Since the informal declaration of war between the drug cartels and the U.S. and Mexican states, the border zone at El Paso and Ciudad Juarez has become the obsession of gangs, federal police, local police, civilian vigilantes, NGOs, journalists, and academics. Corridos in Migrant Memory apprehends this border region not by spatial practice but by representational space and the song form of the corrido. Following earlier work on Mexican folk song by Américo Paredes, Vicente Mendoza, John McDowell, and Guillermo Hernández, Martha I. Chew Sánchez considers the function of corridos in migrant experience.

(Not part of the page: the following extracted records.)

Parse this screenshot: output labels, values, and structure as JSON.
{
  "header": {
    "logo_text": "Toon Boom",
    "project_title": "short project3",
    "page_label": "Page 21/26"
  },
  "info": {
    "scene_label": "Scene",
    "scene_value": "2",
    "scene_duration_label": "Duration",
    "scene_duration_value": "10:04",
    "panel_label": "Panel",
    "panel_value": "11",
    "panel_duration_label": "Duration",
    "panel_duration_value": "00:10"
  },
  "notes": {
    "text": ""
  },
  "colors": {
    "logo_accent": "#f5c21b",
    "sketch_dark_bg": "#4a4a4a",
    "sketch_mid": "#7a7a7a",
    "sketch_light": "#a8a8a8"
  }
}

The corrido shapes migrant memory and identity through the figure of the heroic protagonist who confronts structural injustice against enormous odds. In her analysis of interviews with performers, composers, and audiences of corridos, Chew Sánchez discovers that the songs enable migrants to refashion the exploitation, surveillance, and dehumanizing experience of border crossing into tales of brave cunning in collective memory.Further, the songs become a means by which disparate migrant communities can share current events and customs across militarized nation-state boundaries (71).

The monograph includes an introduction, five thematic chapters, an afterword, and an appendix with a collection of corrido lyrics. Chew Sánchez’s Introduction and Chapter 1 situate the text in a lineage of postcolonial scholarship and method including Michel Foucault, Homi Bhabha, and Emma Pérez. Chew Sánchez follows Paul Gilroy and James C. Scott in tracing the violence of racial representation. Corridos become the collective biographies of immigrant communities against the symbolic violence of Mexican stereotypes and as such a particularly useful weapon of the weak (7-9).

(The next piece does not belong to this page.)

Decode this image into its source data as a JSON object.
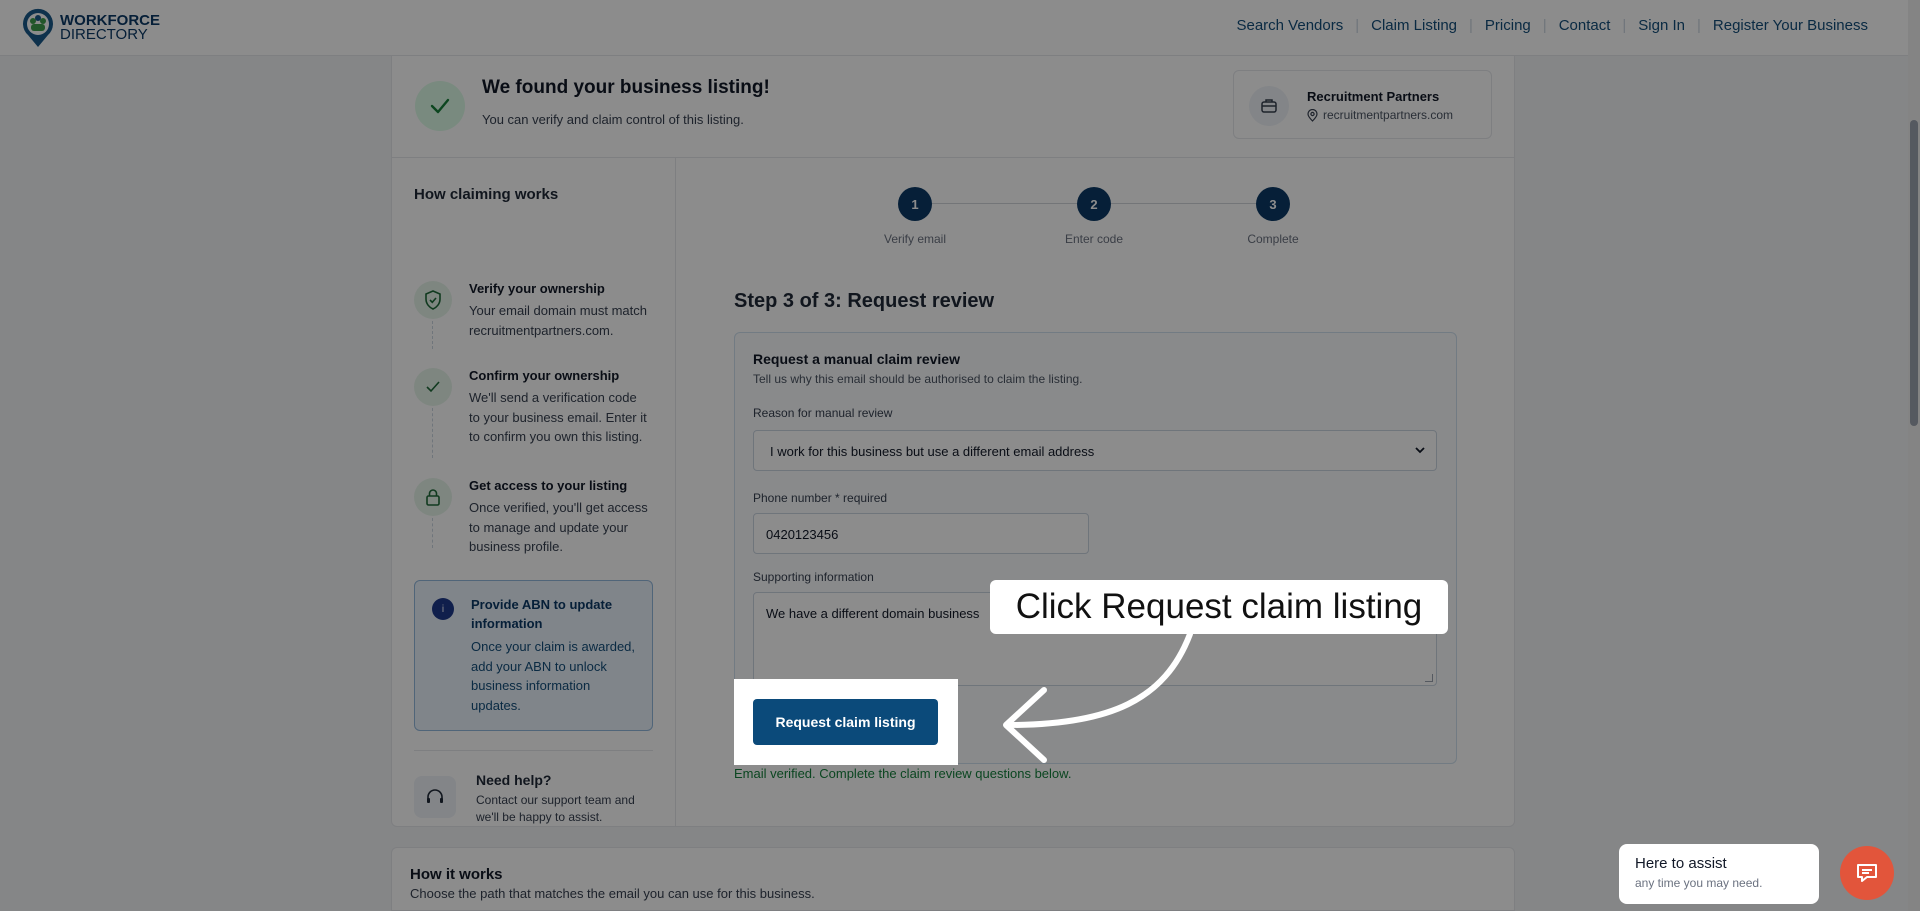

Chapter 2 embarks on a narrative analysis of the corrido lyrics of the super group Los Tigres del Norte. This chapter works for breadth rather than depth and includes a rich collection of corridos rather than a very close read of any single song.  Chapter 3 addresses the reception of corridos in the El Paso-Ciudad Juarez region. Chapter 4 details the performance aesthetic of corridos. Chew Sánchez argues that the spaces of performance take the contradictions of the migrant experience – violence, belonging, vulnerability, and community – and create a migrant corrido aesthetic of inclusion (165-266). Chapter 5 turns from corrido texts to the transborder music industry. The short sections on representations of narcocorridos and censorship are particularly interesting. The monograph ends with an autobiographical afterword on corrido reception among Chinese-Mexican migrants.

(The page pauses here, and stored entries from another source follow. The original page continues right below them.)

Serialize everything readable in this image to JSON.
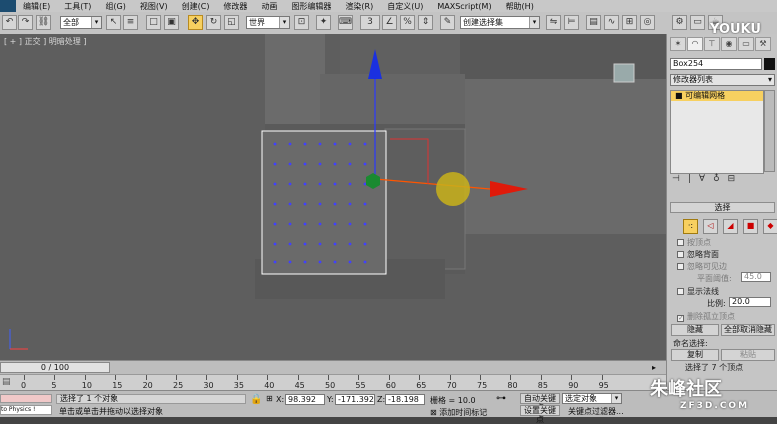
{
  "menubar": {
    "items": [
      "编辑(E)",
      "工具(T)",
      "组(G)",
      "视图(V)",
      "创建(C)",
      "修改器",
      "动画",
      "图形编辑器",
      "渲染(R)",
      "自定义(U)",
      "MAXScript(M)",
      "帮助(H)"
    ]
  },
  "watermark": {
    "brand": "YOUKU",
    "sub": "优酷"
  },
  "toolbar": {
    "selection_filter": "全部",
    "ref_coord": "世界",
    "snap_value": "3",
    "named_selection": "创建选择集"
  },
  "viewport": {
    "label": "[ + ] 正交 ] 明暗处理 ]"
  },
  "panel": {
    "object_name": "Box254",
    "modifier_list": "修改器列表",
    "stack_item": "可编辑网格",
    "rollout_title": "选择",
    "checkboxes": [
      {
        "label": "按顶点",
        "checked": false,
        "enabled": false
      },
      {
        "label": "忽略背面",
        "checked": false,
        "enabled": true
      },
      {
        "label": "忽略可见边",
        "checked": false,
        "enabled": false
      },
      {
        "label": "平面阈值:",
        "value": "45.0",
        "enabled": false
      },
      {
        "label": "显示法线",
        "checked": false,
        "enabled": true
      },
      {
        "label": "比例:",
        "value": "20.0",
        "enabled": true
      },
      {
        "label": "删除孤立顶点",
        "checked": true,
        "enabled": false
      }
    ],
    "hide_button": "隐藏",
    "unhide_button": "全部取消隐藏",
    "named_sel_label": "命名选择:",
    "copy_button": "复制",
    "paste_button": "粘贴",
    "selection_info": "选择了 7 个顶点"
  },
  "timeline": {
    "frame": "0 / 100",
    "ticks": [
      "0",
      "5",
      "10",
      "15",
      "20",
      "25",
      "30",
      "35",
      "40",
      "45",
      "50",
      "55",
      "60",
      "65",
      "70",
      "75",
      "80",
      "85",
      "90",
      "95"
    ]
  },
  "status": {
    "script_listener": "to Physics !",
    "msg1": "选择了 1 个对象",
    "msg2": "单击或单击并拖动以选择对象",
    "x_label": "X:",
    "x": "98.392",
    "y_label": "Y:",
    "y": "-171.392",
    "z_label": "Z:",
    "z": "-18.198",
    "grid": "栅格 = 10.0",
    "add_time_tag": "添加时间标记",
    "auto_key": "自动关键点",
    "set_key": "设置关键点",
    "key_mode": "选定对象",
    "key_filters": "关键点过滤器..."
  },
  "site_watermark": {
    "name": "朱峰社区",
    "url": "ZF3D.COM"
  },
  "colors": {
    "accent": "#f7d060",
    "vertex": "#3a3aff",
    "axis_x": "#e01a0a",
    "axis_y": "#1a30e0",
    "axis_z": "#1aa030"
  }
}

Since few scholars have taken on monographic work on the corrido, Chew Sánchez must cast a wide net. Folklorists will find the text helpful for its account of the effects of migrant corridos on family relationships and community history. At the same time, some readers will desire a deeper engagement with many of the text’s initial theoretical gestures. For example, why doesn’t the author challenge Halbwachs’ notion of the collective and the individual through the figures of individual corrido protagonists and corrido performers? Further, if the author is inspired by Lefebvre’s Production of Space, then how does the militarized border challenge Lefebvre and, even more interesting, how is corrido circulation a type of globalization that at times exceeds the economic form and reveals the distinctiveness of migrant temporal and spatial lenses?

As the specter of violence further stigmatizes the Borderlands and the people who live there, Chew Sánchez’s work offers a new lens through which to understand migrant space. The author’s approachable narrative style, clear structure, and wide theoretical net make Corridos in Migrant Memory an excellent introductory study of corridos for a wide audience and undergraduate teaching. If migrants use corridos to push back against the structures that divide our communities, Chew Sánchez proves to be the politically-engaged scholar who is equipped to teach us how to hear them.